Não tínhamos ainda a dimensão da sua figura para a cultura
brasileira, mas conhecíamos sua genialidade, nas suas grandes tiradas irônicas,
revelando toda a inteligência que permearia toda a sua obra. Nascido no Rio de
Janeiro, há exatamente cem anos (24 de julho de 1918), cresceu em Poços de Caldas,
antes que sua família se mudasse para São Paulo. Ali, estudou na USP, onde
começou o curso de Direito, que abandonou antes de concluir, para estudar
Ciências Sociais na velha e histórica Faculdade de Filosofia da rua Maria
Antonia, sob a influência de Fernando de Azevedo.

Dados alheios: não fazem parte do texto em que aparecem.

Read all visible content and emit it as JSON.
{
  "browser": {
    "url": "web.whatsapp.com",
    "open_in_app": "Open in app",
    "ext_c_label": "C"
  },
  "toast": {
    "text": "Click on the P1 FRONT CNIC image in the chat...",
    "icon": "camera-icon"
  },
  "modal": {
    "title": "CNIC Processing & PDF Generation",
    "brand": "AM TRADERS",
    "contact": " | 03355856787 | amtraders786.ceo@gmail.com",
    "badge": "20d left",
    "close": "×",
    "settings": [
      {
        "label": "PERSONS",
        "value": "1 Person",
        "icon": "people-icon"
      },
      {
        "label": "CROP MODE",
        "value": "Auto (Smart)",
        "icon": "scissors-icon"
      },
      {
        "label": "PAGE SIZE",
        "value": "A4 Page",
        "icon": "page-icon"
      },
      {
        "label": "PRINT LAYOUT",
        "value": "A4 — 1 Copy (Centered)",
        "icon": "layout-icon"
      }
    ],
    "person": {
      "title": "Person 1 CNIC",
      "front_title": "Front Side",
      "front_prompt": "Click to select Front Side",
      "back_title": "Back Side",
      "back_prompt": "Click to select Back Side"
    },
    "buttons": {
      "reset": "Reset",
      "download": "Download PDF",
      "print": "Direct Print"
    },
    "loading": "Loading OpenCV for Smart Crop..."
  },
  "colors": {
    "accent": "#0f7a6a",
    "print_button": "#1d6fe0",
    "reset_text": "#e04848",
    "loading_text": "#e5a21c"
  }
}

Mas logo se concentrou na teoria da literatura, de que ele
se tornaria o maior expoente brasileiro e latino-americano, além de formador
das melhores gerações de estudiosos do tema aqui no Brasil. Mesmo antes disso,
ele foi autor de algumas das obras sociológicas mais importantes do pensamento
social brasileiro, Os parceiros do Rio Bonito, livro admirável também pela sua
beleza literária.
A formação da literatura brasileira deu início à construção
da obra de teoria literária que mudaria o panorama intelectual do Brasil,
tornando-se um clássico na mais clara acepção da palavra, adotado, estudado,
objeto de teses e edições em vários outros países.
Mas não me deterei aqui na obra de Candido e sim na sua
imagem de intelectual da esfera pública, de que ele foi a melhor expressão no
Brasil. Essa figura vem daquela da intelligentsia, do intelectual vinculado aos
grandes temas de interesse da sociedade, abordados em linguagem acessível e do
ponto de vista dos interesses populares, contra as oligarquias no poder. Um
intelectual de que Antonio Candido foi o melhor exemplo.

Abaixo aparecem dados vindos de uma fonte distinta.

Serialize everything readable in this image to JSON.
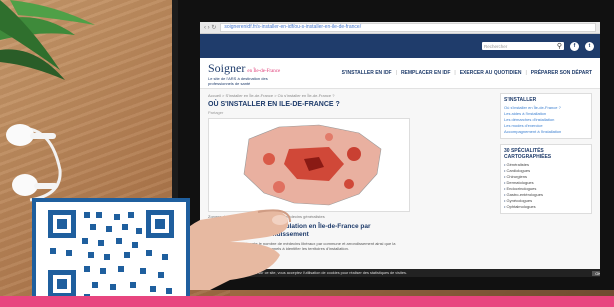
{
  "browser": {
    "nav_glyphs": "‹ › ↻",
    "url": "soignerenidf.fr/s-installer-en-idf/ou-s-installer-en-ile-de-france/"
  },
  "site": {
    "search_placeholder": "Rechercher",
    "social": [
      "f",
      "t"
    ],
    "logo_main": "Soigner",
    "logo_sub": "en Île-de-France",
    "logo_tagline": "Le site de l'ARS à destination des professionnels de santé",
    "menu": [
      "S'INSTALLER EN IDF",
      "REMPLACER EN IDF",
      "EXERCER AU QUOTIDIEN",
      "PRÉPARER SON DÉPART"
    ]
  },
  "page": {
    "breadcrumb": "Accueil > S'installer en Île-de-France > Où s'installer en Île-de-France ?",
    "title": "OÙ S'INSTALLER EN ILE-DE-FRANCE ?",
    "share": "Partager",
    "map_caption": "Zonage de la région Île-de-France pour les médecins généralistes",
    "section_title": "Médecins libéraux et population en Île-de-France par commune et par arrondissement",
    "section_text": "Cette cartographie présente le nombre de médecins libéraux par commune et arrondissement ainsi que la population, afin d'aider les professionnels à identifier les territoires d'installation."
  },
  "sidebar": {
    "install_title": "S'INSTALLER",
    "install_links": [
      "Où s'installer en Île-de-France ?",
      "Les aides à l'installation",
      "Les démarches d'installation",
      "Les modes d'exercice",
      "Accompagnement à l'installation"
    ],
    "carto_title": "30 SPÉCIALITÉS CARTOGRAPHIÉES",
    "carto_items": [
      "Généralistes",
      "Cardiologues",
      "Chirurgiens",
      "Dermatologues",
      "Endocrinologues",
      "Gastro-entérologues",
      "Gynécologues",
      "Ophtalmologues"
    ]
  },
  "cookie": {
    "text": "En poursuivant votre navigation sur ce site, vous acceptez l'utilisation de cookies pour réaliser des statistiques de visites.",
    "ok": "OK"
  },
  "colors": {
    "site_blue": "#1f3c6b",
    "accent_pink": "#e8457f",
    "qr_frame_blue": "#1f5f9e"
  }
}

Ele pertence a um tempo em que o intelectual se vinculava
indissoluvelmente à esfera pública, à educação pública, à construção
democrática da sociedade e do Estado. Era socialista, porque esse era o projeto
que se identificava com aqueles interesses.
Pertenceu a grupos socialistas antes de participar da
fundação do Partido dos Trabalhadores, partido com o qual se identificou
sempre, em particular com a liderança do Lula. Como ele disse, sua
personalidade não tem os traços da militância política, mas seu interesse pela
política foi dado sempre pelo interesse pelas ideias que as práticas políticas
contém.
A crise dos intelectuais das esfera pública é resultado de
vários fatores, entre eles a burocratização da vida acadêmica, em que se
escreve mais para as agências de financiamento, prestando contas ou solicitando
recursos, do que para o grande público, para a opinião pública, para a
sociedade no seu conjunto. A própria linguagem se adapta a essas necessidades,
tornando-se hermética, inacessível, indecifrável.

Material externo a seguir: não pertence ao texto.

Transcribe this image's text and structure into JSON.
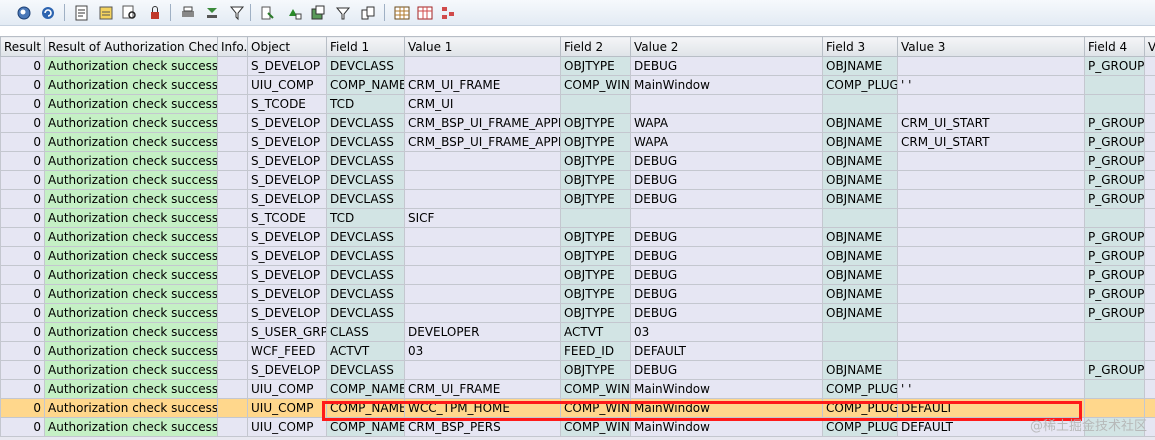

Por outro lado, a disseminação dos campus universitários
contribuíram decisivamente para afastar as universidades da vida das cidades,
além de distanciar as próprias faculdades entre si, distanciadas também
geograficamente. Os professores e estudantes de Ciências Sociais e de História
da USP, por exemplo, não tendem a se encontrar, seus prédios são distintos,
seus cafés são distantes entre si.
Tempos muito diferentes daqueles que eu tive a sorte de
viver, em que no mesmo prédio da rua Maria Antonia se podia assistir cursos de
Antonio Candido, de Sergio Buarque de Holanda, de Florestan Fernandes, entre
tantos outros à disposição dos alunos de todos os cursos.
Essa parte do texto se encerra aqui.